Iran sits at the crossroads of the Islamic world. Linking the Middle East, the Caucasus and Central and South Asia, Iran has struggled to balance the benefits and risks of its geographic position.
Iran's core is located in the western Zagros mountain range. From this secure geography, the beginnings of the Persian Empire spread throughout Iran's mountainous topography securing the Alborz, the southern Zagros and much of the Iranian plateau.
Iran's primary geographic challenge has been to secure itself from the many external threats on its borders. Arabs, Mongols and Turks all conquered ancient Persia at various times, prompting Persia to expand its territorial control whenever possible to establish a buffer to protect its core.
At its height, the Persian Empire stretched from the Eastern Mediterranean to the Hindu Kush mountains, bridging modern-day Europe and Asia.
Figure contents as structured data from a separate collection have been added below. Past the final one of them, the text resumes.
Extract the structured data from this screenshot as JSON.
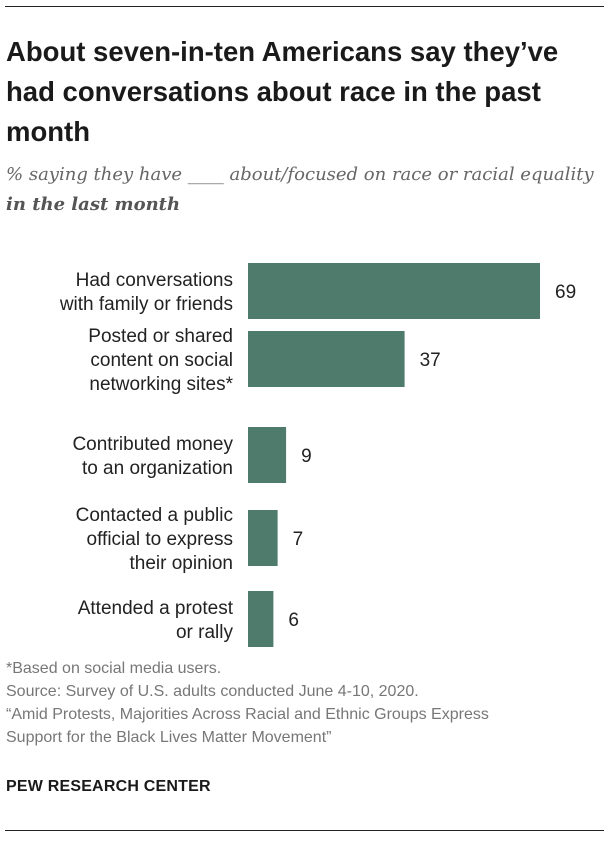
{
  "title": "About seven-in-ten Americans say they’ve had conversations about race in the past month",
  "subtitle_pre": "% saying they have ____ about/focused on race or racial equality ",
  "subtitle_bold": "in the last month",
  "colors": {
    "bar": "#4e7b6c"
  },
  "chart_data": {
    "type": "bar",
    "orientation": "horizontal",
    "categories": [
      [
        "Had conversations",
        "with family or friends"
      ],
      [
        "Posted or shared",
        "content on social",
        "networking sites*"
      ],
      [
        "Contributed money",
        "to an organization"
      ],
      [
        "Contacted a public",
        "official to express",
        "their opinion"
      ],
      [
        "Attended a protest",
        "or rally"
      ]
    ],
    "values": [
      69,
      37,
      9,
      7,
      6
    ],
    "value_labels": [
      "69",
      "37",
      "9",
      "7",
      "6"
    ],
    "xlim": [
      0,
      69
    ]
  },
  "notes": {
    "footnote": "*Based on social media users.",
    "source": "Source: Survey of U.S. adults conducted June 4-10, 2020.",
    "report_line1": "“Amid Protests, Majorities Across Racial and Ethnic Groups Express",
    "report_line2": "Support for the Black Lives Matter Movement”"
  },
  "brand": "PEW RESEARCH CENTER"
}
Echoes of this former empire can be seen even today, with Iran's support for Hezbollah in Lebanon, the al Assad regime in Damascus and the Shiite-led government in Iraq.
Iran has also struggled to unite and control the various language and ethnic groups located within its core territories, a process impeded by the country's difficult terrain. Modern-day Tehran is aided by its large hydrocarbon reserves; Iran boasts the fourth-largest oil reserves and largest natural gas reserves in the world. The 20th century saw British, Russian and American interests competing not only to control Iran's strategic geographic location, but its significant energy reserves as well.
This modern-day reliance on energy revenues has resulted in Iran's focus on securing the Strait of Hormuz and expanding control over the Persian Gulf to secure its core territories from the threat of outside invasion.